Darren Williams, CEO and founder of anti-ransomware specialist Blackfog, said that the study’s findings were not particularly surprising.
“Rising data breach costs are to be expected and unfortunately many consumers are now jaded by breach notifications as they happen on such a regular basis,” said Williams.
“Given the increase in cyber attacks generally and the new focus on data exfiltration rather than encryption, the number of breaches and the costs of remediation is likely to rise at a much faster rate in the coming years.
“As it becomes increasingly difficult to obtain cyber insurance coverage and/or pay-outs following cyber incidents, companies will certainly look to pass these costs on to their customers, who will end up not only footing the bill for the breach, but also paying the price for having their data in the hands of criminal gangs or for sale on the dark web,” he said.
Trevor Dearing, director of critical infrastructure solutions at zero-trust specialist Illumio, said that IBM’s survey had demonstrated how important it was for organisations to prepare for incidents ahead of time, rather than respond to them.
“Figures like this that place the average data breach at an eye-watering cost of $4.4m really put the scale of the problem into perspective,” said Dearing. “By putting in protection before an attack, organisations can mitigate any costs that would be passed onto consumers.
“By taking a zero-trust approach, segmenting critical assets, and only allowing known and verified communication between environments, security teams can limit the impact of an attack for both the organisation and its customers.”
The study noted that a great many organisations, and over 80% in the case of highly-vulnerable critical national infrastructure (CNI) operators, had not yet adopted zero-trust strategies, and those organisations saw the average cost of a breach rising beyond $5m.
Other factors in the varying cost of a breach included payment or non-payment of ransomware demands, with the data showing those who chose to pay, against all reasonable advice, actually saw average costs fall by approximately $610,000, not including the payment.
Meanwhile, the 43% of respondents who were still in the early stages (or who had not started) implementing security best practice in their cloud environments were on the hook for $660,000 more than those who were on top of cloud security, and organisations that had implemented security artificial intelligence (AI) and automation incurred $3.05m less on average, making such technology the biggest cost-saver yet observed by the study.
“Businesses need to put their security defences on the offence and beat attackers to the punch.
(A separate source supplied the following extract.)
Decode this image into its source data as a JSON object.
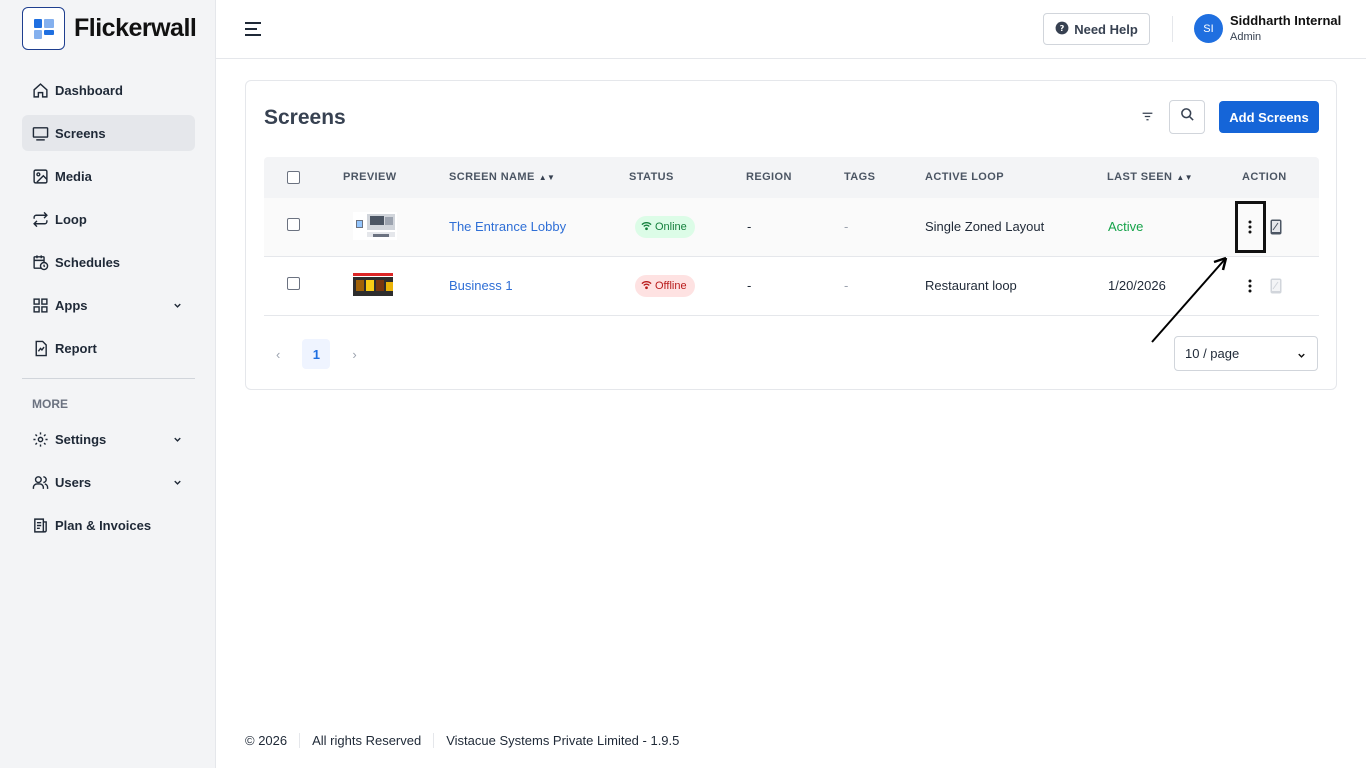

It’s time to stop the adversary from achieving their objectives and to start to minimise the impact of attacks,” said Charles Henderson, global head of IBM Security X-Force.
“The more businesses try to perfect their perimeter instead of investing in detection and response, the more breaches can fuel cost of living increases. This report shows that the right strategies coupled with the right technologies can help make all the difference when businesses are attacked.”
IBM said the constant barrage of cyber attacks faced by organisations was also shedding light on a “haunting effect” of breaches, with the vast majority of those surveyed having experienced multiple breaches, and many reporting that they were still incurring unexpected costs months or even years, after an incident.
IBM’s findings back up – to some extent – a recent policy shift at the UK’s Information Commissioner’s Office (ICO), which recently announced it would be cutting back on fining public sector breach victims, saying that to do so effectively visits the cost of an incident on the public in the form of reduced budgets for critical services.